Jonathan Klinsmann’s 2015-17 U.S. U20 cycle had a pleasant end that masked an at times jostling road to get there.
Klinsmann finished his course with coach Tab Ramos and the U20s as the relatively unquestioned No. 1 goalkeeper for the U20 World Cup earlier this year. Klinsmann’s efforts in South Korea were not without their bumbles – he was at fault for at least two of Ecuador’s tallies in the wild 3-3 opener – but he straightened out toward the end and finished with a respectable tournament on balance. It would not be enough to label him as an immediate up-and-coming pro with a top club, but it would raise a few eyebrows and perhaps crack a few doors.
There is also the question of his heritage, of course. The fact that he is Jurgen Klinsmann’s son, a native of the very game’s lifeblood itself, would not itself get him a contract. But, again, the doors would be ajar.
Hertha Berlin provided Klinsmann, who would otherwise be entering his junior year at Cal, an opportunity via a trial this week. And it would seem he’s making a good impression. How do we know? Hertha coach Pal Dedavi literally told us.
“He made a good first impression,” said Pal Dardai about Klinsmann.
This, of course, helps the cause and has nothing at all to do with his goalkeeping abilities. Or, likely, his prospects at the club in general. But it was Very Good Internet Content.
Jonathan Klinsmann, son of Jürgen, currently on trial at Hertha BSC. He’s a goalkeeper…and did this yesterday… pic.twitter.com/Cg7fbMqkb1
— Archie Rhind-Tutt (@archiert1) July 4, 2017
Klinsmann has to be a bit of a curiosity in Germany, not only because of his patronage but because he’s a youth national team keeper raised in a country that produces great keepers in a college program that produces great keepers outside the gaze of a hungry German development machine that brooks no competitors. Germans likely don’t rightly know what they have in Klinsmann The Younger, and any inkling that he could possibly have an impact on any plane with his father, albeit at a different position, is perhaps worth the squeeze.

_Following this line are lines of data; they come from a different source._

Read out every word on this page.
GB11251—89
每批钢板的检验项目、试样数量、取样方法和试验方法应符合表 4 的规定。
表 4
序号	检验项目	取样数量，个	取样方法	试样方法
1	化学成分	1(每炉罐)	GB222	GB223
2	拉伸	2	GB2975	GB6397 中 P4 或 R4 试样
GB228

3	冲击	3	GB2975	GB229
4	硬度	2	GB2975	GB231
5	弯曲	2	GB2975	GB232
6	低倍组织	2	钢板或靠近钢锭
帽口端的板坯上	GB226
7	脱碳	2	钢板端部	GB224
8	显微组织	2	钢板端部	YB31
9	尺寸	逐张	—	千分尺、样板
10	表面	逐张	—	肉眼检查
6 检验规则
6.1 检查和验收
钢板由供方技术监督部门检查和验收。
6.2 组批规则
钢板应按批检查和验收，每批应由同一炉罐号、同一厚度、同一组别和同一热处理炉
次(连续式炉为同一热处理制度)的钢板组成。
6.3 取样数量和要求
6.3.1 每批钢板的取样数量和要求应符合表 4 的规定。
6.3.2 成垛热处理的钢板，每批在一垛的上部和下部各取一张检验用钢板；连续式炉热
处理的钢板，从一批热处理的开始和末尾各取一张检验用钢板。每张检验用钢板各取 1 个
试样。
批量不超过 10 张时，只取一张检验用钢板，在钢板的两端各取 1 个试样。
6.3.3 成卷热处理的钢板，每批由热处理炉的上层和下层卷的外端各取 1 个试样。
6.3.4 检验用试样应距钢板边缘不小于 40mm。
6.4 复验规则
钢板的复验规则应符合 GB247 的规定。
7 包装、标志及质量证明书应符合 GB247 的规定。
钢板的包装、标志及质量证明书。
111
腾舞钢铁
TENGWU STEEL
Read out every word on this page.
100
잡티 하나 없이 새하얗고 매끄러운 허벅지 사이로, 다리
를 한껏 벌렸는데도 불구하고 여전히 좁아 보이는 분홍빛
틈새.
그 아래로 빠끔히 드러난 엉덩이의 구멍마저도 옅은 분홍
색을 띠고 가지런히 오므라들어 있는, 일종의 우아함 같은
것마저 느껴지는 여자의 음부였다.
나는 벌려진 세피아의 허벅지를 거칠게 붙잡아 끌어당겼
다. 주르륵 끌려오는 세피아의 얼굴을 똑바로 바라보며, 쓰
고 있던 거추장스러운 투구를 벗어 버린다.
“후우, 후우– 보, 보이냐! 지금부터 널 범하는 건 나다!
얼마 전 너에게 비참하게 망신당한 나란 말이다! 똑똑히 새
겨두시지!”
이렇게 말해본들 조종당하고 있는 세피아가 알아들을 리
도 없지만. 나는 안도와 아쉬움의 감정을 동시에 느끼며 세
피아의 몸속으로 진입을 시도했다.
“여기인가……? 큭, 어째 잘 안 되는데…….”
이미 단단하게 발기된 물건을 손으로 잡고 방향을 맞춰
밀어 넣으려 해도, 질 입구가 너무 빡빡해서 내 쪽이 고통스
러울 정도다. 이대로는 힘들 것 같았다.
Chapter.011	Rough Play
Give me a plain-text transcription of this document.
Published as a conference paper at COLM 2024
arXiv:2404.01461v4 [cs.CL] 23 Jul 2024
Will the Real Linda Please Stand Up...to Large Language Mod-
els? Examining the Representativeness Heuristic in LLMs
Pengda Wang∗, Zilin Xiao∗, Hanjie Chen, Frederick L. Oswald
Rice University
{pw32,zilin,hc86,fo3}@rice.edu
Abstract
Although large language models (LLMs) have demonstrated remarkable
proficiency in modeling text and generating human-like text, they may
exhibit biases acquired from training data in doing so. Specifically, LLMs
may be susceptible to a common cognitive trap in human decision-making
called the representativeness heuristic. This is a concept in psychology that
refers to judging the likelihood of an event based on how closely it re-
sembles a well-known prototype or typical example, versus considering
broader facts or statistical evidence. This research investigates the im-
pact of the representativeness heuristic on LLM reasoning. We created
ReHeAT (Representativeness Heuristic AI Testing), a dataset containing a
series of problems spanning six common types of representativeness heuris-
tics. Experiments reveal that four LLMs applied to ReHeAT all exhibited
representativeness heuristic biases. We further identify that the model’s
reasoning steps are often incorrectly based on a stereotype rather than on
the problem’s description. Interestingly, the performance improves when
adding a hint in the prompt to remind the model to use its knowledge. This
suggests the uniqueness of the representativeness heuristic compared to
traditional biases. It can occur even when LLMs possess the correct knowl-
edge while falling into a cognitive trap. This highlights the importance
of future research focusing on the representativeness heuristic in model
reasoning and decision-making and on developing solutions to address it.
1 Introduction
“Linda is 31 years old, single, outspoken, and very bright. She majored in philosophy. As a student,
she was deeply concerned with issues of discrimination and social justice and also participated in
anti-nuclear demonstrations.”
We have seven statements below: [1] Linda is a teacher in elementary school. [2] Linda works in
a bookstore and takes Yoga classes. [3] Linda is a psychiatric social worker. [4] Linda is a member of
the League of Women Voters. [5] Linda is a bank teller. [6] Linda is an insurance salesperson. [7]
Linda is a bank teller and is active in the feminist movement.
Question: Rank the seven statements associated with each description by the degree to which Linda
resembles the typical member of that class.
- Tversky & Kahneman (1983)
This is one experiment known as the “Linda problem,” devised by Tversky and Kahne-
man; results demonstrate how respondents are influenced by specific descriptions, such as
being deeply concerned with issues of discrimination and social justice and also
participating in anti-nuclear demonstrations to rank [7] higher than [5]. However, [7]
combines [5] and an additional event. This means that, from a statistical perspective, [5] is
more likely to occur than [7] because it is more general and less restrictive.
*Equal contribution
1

Klinsmann was invited to Berlin for a 10-day trial, and in Dardai’s exact words, “If our goalkeeper coach Zsolt Petry is convinced of him, we’ll get him.” Sounds fairly definitive, no? The Germans have never been one for nuance games, after all. Either Klinsmann is good enough to insert into the reserve team, or he is not. That much we’ll know soon enough, as Cal and coach Kevin Grimes await the decision with baited breath.
Klinsmann’s two greatest attributes are his organizational ability – he’s quite smart, clearly – and his leg. He has the mentality of a sweeper keeper, which is good, but he does not have the swift feet required to consistently recirculate possession under duress, as a sweeper keeper seems constantly put under pressure by his own daring movement. Klinsmann wants to step into the defensive framework and work the ball, but he too often falls over it to make this a consistent reality. In the meantime, his upright shot-stopping is quite good, which Hertha will no doubt have picked up on immediately.
The good news? At 20, Klinsmann is still exceptionally young in Goalkeeper Years. This doesn’t mean I think he’s quite as pro ready as other keepers in his pool (U20 World Cup understudy JT Marcinkowski, for instance, might not be quite as good a shot-stopper but is much better at reading trajectory from post to post), but he could be in time. As we’ve learned, you can hardly do better than being planted in Germany’s fertile developmental soil.